A 5 book sci-fi alien invasion novel by Ira Tabankin.
January 2016, an accident in the coding of the Keplar telescope causes it to look in the wrong direction, towards 55 Cancri, and see a very bright, unnatural light. Further study reveals this to be an object decelerating from 0.7 c and estimated to intercept Earth near the end of May, 2020. Per previous codes of possible spacecraft, the object is dubbed "the unicorn."
Though initially skeptical, President Obama is soon convinced, classifies all data relating to the unicorn and forms a secret commission to prepare for the object's arrival. His successor, Donald Trump, informs six other nations of the unicorn. The unicorn commission recommends stockpiling as much food and ammunition as possible, and building or reactivating shelters against the possibility of orbital bombardment. To this effect, recalls are issued on all dry and canned goods. The commission also orders the creation of a hidden moonbase (hidden in both it is on the dark side and secret from the people of Earth, and that it is underground and concealed from ships).
These preparations cause some stir, and the Trump administration responds by employing doomsday preppers to spread the word that something big is happening and people had best prepare for anything.

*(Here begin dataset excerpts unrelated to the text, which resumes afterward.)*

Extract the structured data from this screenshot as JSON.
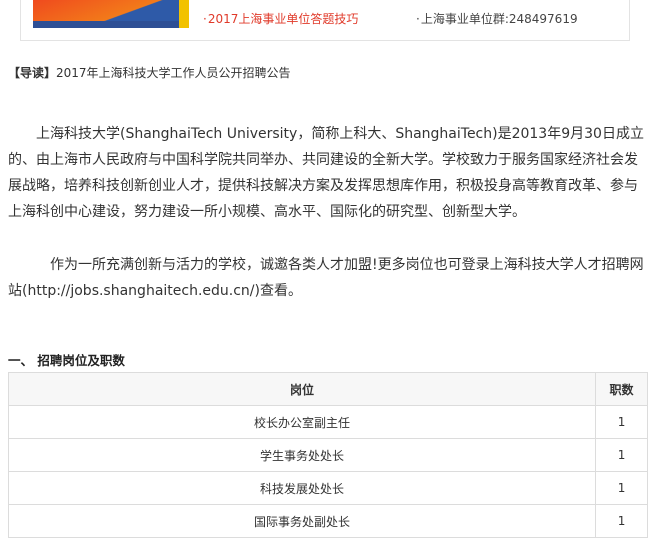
{
  "top_strip": {
    "promo_link": "2017上海事业单位答题技巧",
    "group_label": "上海事业单位群:248497619"
  },
  "lead": {
    "tag": "【导读】",
    "text": "2017年上海科技大学工作人员公开招聘公告"
  },
  "paragraphs": [
    "上海科技大学(ShanghaiTech University，简称上科大、ShanghaiTech)是2013年9月30日成立的、由上海市人民政府与中国科学院共同举办、共同建设的全新大学。学校致力于服务国家经济社会发展战略，培养科技创新创业人才，提供科技解决方案及发挥思想库作用，积极投身高等教育改革、参与上海科创中心建设，努力建设一所小规模、高水平、国际化的研究型、创新型大学。",
    "作为一所充满创新与活力的学校，诚邀各类人才加盟!更多岗位也可登录上海科技大学人才招聘网站(http://jobs.shanghaitech.edu.cn/)查看。"
  ],
  "section": {
    "title": "一、 招聘岗位及职数"
  },
  "table": {
    "headers": [
      "岗位",
      "职数"
    ],
    "rows": [
      [
        "校长办公室副主任",
        "1"
      ],
      [
        "学生事务处处长",
        "1"
      ],
      [
        "科技发展处处长",
        "1"
      ],
      [
        "国际事务处副处长",
        "1"
      ]
    ]
  },
  "colors": {
    "promo_link": "#e03a2a",
    "banner_orange": "#f04a1e",
    "banner_blue": "#2e5aa8"
  }
}
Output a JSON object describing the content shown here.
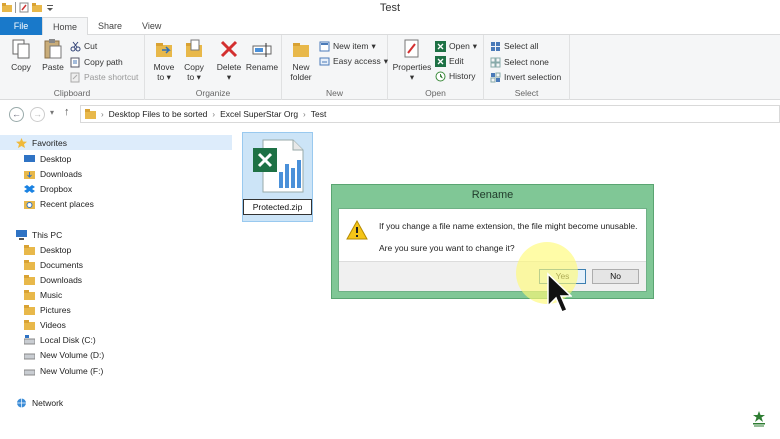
{
  "window": {
    "title": "Test"
  },
  "tabs": [
    "File",
    "Home",
    "Share",
    "View"
  ],
  "ribbon": {
    "clipboard": {
      "label": "Clipboard",
      "copy": "Copy",
      "paste": "Paste",
      "cut": "Cut",
      "copy_path": "Copy path",
      "paste_shortcut": "Paste shortcut"
    },
    "organize": {
      "label": "Organize",
      "move_to": "Move",
      "move_to2": "to",
      "copy_to": "Copy",
      "copy_to2": "to",
      "delete": "Delete",
      "rename": "Rename"
    },
    "new": {
      "label": "New",
      "new_folder": "New",
      "new_folder2": "folder",
      "new_item": "New item",
      "easy_access": "Easy access"
    },
    "open": {
      "label": "Open",
      "properties": "Properties",
      "open": "Open",
      "edit": "Edit",
      "history": "History"
    },
    "select": {
      "label": "Select",
      "select_all": "Select all",
      "select_none": "Select none",
      "invert": "Invert selection"
    }
  },
  "breadcrumb": [
    "Desktop Files to be sorted",
    "Excel SuperStar Org",
    "Test"
  ],
  "nav": {
    "favorites": "Favorites",
    "fav_items": [
      "Desktop",
      "Downloads",
      "Dropbox",
      "Recent places"
    ],
    "this_pc": "This PC",
    "pc_items": [
      "Desktop",
      "Documents",
      "Downloads",
      "Music",
      "Pictures",
      "Videos",
      "Local Disk (C:)",
      "New Volume (D:)",
      "New Volume (F:)"
    ],
    "network": "Network"
  },
  "file": {
    "name": "Protected.zip"
  },
  "dialog": {
    "title": "Rename",
    "message1": "If you change a file name extension, the file might become unusable.",
    "message2": "Are you sure you want to change it?",
    "yes": "Yes",
    "no": "No"
  },
  "colors": {
    "file_tab": "#1979ca",
    "dialog_frame": "#80c796",
    "selection": "#cce4f7"
  }
}
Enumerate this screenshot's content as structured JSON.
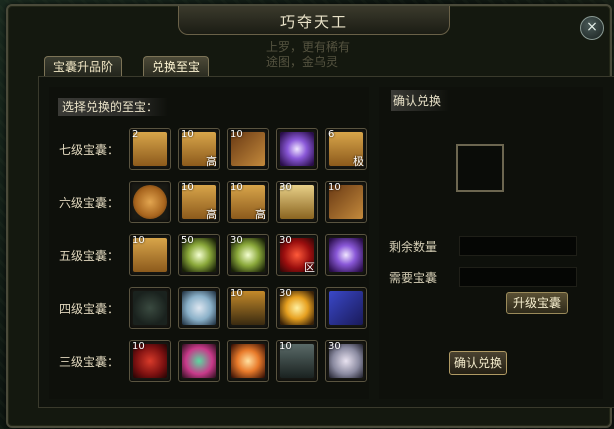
{
  "window": {
    "title": "巧夺天工",
    "close_label": "×"
  },
  "tabs": [
    {
      "label": "宝囊升品阶",
      "active": false
    },
    {
      "label": "兑换至宝",
      "active": true
    }
  ],
  "background_fragment": {
    "line1": "上罗，更有稀有",
    "line2": "途图，金乌灵"
  },
  "left": {
    "heading": "选择兑换的至宝：",
    "rows": [
      {
        "label": "七级宝囊：",
        "items": [
          {
            "icon": "scroll-icon",
            "count": "2",
            "tag": ""
          },
          {
            "icon": "scroll-icon",
            "count": "10",
            "tag": "高"
          },
          {
            "icon": "book-icon",
            "count": "10",
            "tag": ""
          },
          {
            "icon": "purple-orb-icon",
            "count": "",
            "tag": ""
          },
          {
            "icon": "scroll-icon",
            "count": "6",
            "tag": "极"
          }
        ]
      },
      {
        "label": "六级宝囊：",
        "items": [
          {
            "icon": "shell-icon",
            "count": "",
            "tag": ""
          },
          {
            "icon": "scroll-icon",
            "count": "10",
            "tag": "高"
          },
          {
            "icon": "scroll-icon",
            "count": "10",
            "tag": "高"
          },
          {
            "icon": "pillow-icon",
            "count": "30",
            "tag": ""
          },
          {
            "icon": "book-icon",
            "count": "10",
            "tag": ""
          }
        ]
      },
      {
        "label": "五级宝囊：",
        "items": [
          {
            "icon": "scroll-icon",
            "count": "10",
            "tag": ""
          },
          {
            "icon": "green-glow-icon",
            "count": "50",
            "tag": ""
          },
          {
            "icon": "green-glow-icon",
            "count": "30",
            "tag": ""
          },
          {
            "icon": "red-lantern-icon",
            "count": "30",
            "tag": "区"
          },
          {
            "icon": "purple-orb-icon",
            "count": "",
            "tag": ""
          }
        ]
      },
      {
        "label": "四级宝囊：",
        "items": [
          {
            "icon": "dark-bird-icon",
            "count": "",
            "tag": ""
          },
          {
            "icon": "vase-icon",
            "count": "",
            "tag": ""
          },
          {
            "icon": "incense-icon",
            "count": "10",
            "tag": ""
          },
          {
            "icon": "gold-orb-icon",
            "count": "30",
            "tag": ""
          },
          {
            "icon": "blue-chest-icon",
            "count": "",
            "tag": ""
          }
        ]
      },
      {
        "label": "三级宝囊：",
        "items": [
          {
            "icon": "sack-icon",
            "count": "10",
            "tag": ""
          },
          {
            "icon": "globe-icon",
            "count": "",
            "tag": ""
          },
          {
            "icon": "flame-icon",
            "count": "",
            "tag": ""
          },
          {
            "icon": "statue-icon",
            "count": "10",
            "tag": ""
          },
          {
            "icon": "pot-icon",
            "count": "30",
            "tag": ""
          }
        ]
      }
    ]
  },
  "right": {
    "heading": "确认兑换",
    "remaining_label": "剩余数量",
    "remaining_value": "",
    "required_label": "需要宝囊",
    "required_value": "",
    "upgrade_button": "升级宝囊",
    "confirm_button": "确认兑换"
  }
}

In time, the decelerating unicorn became visible from Earth, a retired Japanese astronomy hobbyist was the first to notice, and the benign conspiracy selected him to inform the world, causing awe, wonder, a certain degree of panic, and numerous small brushwars as people turned on their enemies in the hopes they alone could represent humanity. The panic only grew worse when it developed that the unicorn was not one single object, but nine ships, each five miles long.
The unicorn ships skim the atmosphere of Jupiter, refueling. At the same time, they unleash a mysterious energy pulse which clears Earth orbit of all debris and artificial satellites, leaving only the International Space Station, the only inhabited one. When the ships arrive in Earth orbit, no communications are attempted. This, combined with their disruption of global communication, convinces the American and Russian Presidents the aliens are hostile, and they open fire with surface-to-orbit railgun batteries, destroying three of the nine ships.

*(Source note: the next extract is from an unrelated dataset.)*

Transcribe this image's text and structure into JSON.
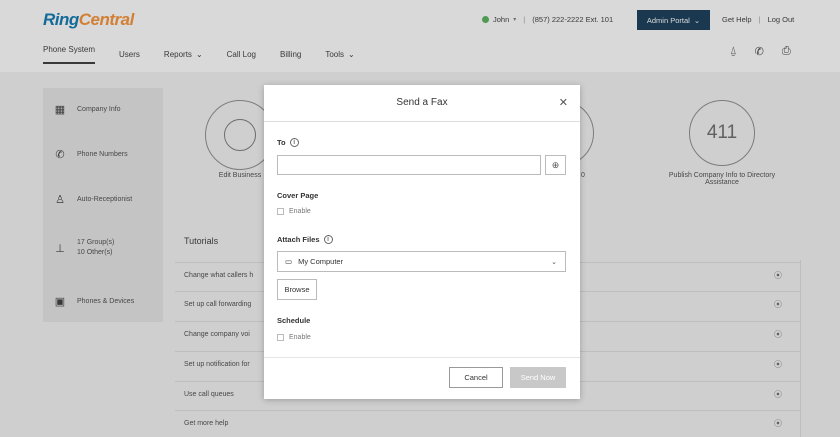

The alien response is to shut down all electronics and electricity on Earth, even those shielded against EMP. At this point the story shifts from global events to cover a rugged survivalist, Troy, in an isolated community and his struggle for survival, as well as the President's journey (on foot) to his own safety bunker.
The aliens land and dictate terms, total surrender, decimation of the population, humanity to serve the glorious Xoran forever and ever, etc. Seems the Xoran (lizard-men) are an expansionist empire, with a brutal history of internecine warfare. Eventually, it was decided the only way to get all the clans to get along was to give each their own star system far far away from each other, and this clan has claimed Sol, and all it's resources and people.
Fortunately, a strike force from the hidden moonbase is able to use nukes to blow open a hole in, and board, one of the Xoran ships, recovering bodies for dissection and a Xoran AI which defects, eventually convincing two of it's brothers to do so, and the fleet largely destroys itself.
Almost fifty years later, a much larger Xoran fleet arrives, by now the turncoat AIs have presented themselves as the Judeo-Christian God to gain unquestioning obedience in their program to ensure humanity's survival. Again the invaders are defeated, but not before Earth is destroyed by a great many rocks dropped on it, leaving two billion survivors on Luna.
Than a third race, the Old Ones far more ancient and advanced than the Xorans, get it into their heads that humanity has been enslaved by AI (they're not entirely wrong) and they need to liberate us.
We Knew They Were Coming contains examples of:
- Alien Invasion: Naturally.
- Colony Drop: The second Xoran fleet pulls this off by bombarding Earth with large asteroids.
- Crazy Survivalist: Troy and all his buddies who are, of course, proven right in the end.
- Take That!: Obama is presented as consistently stupid, cowardly, and obsessed with his legacy. Still better than many Tabankin books in this regard, however.
- We ARE Struggling Together: One of the first responses many people have to the existence of alien life is to exterminate their neighbors while there's still time.
- We Come in Peace Shoot to Kill: The Xoran really were hostile, as it turns out, but the decision made to shoot first was still rather questionable.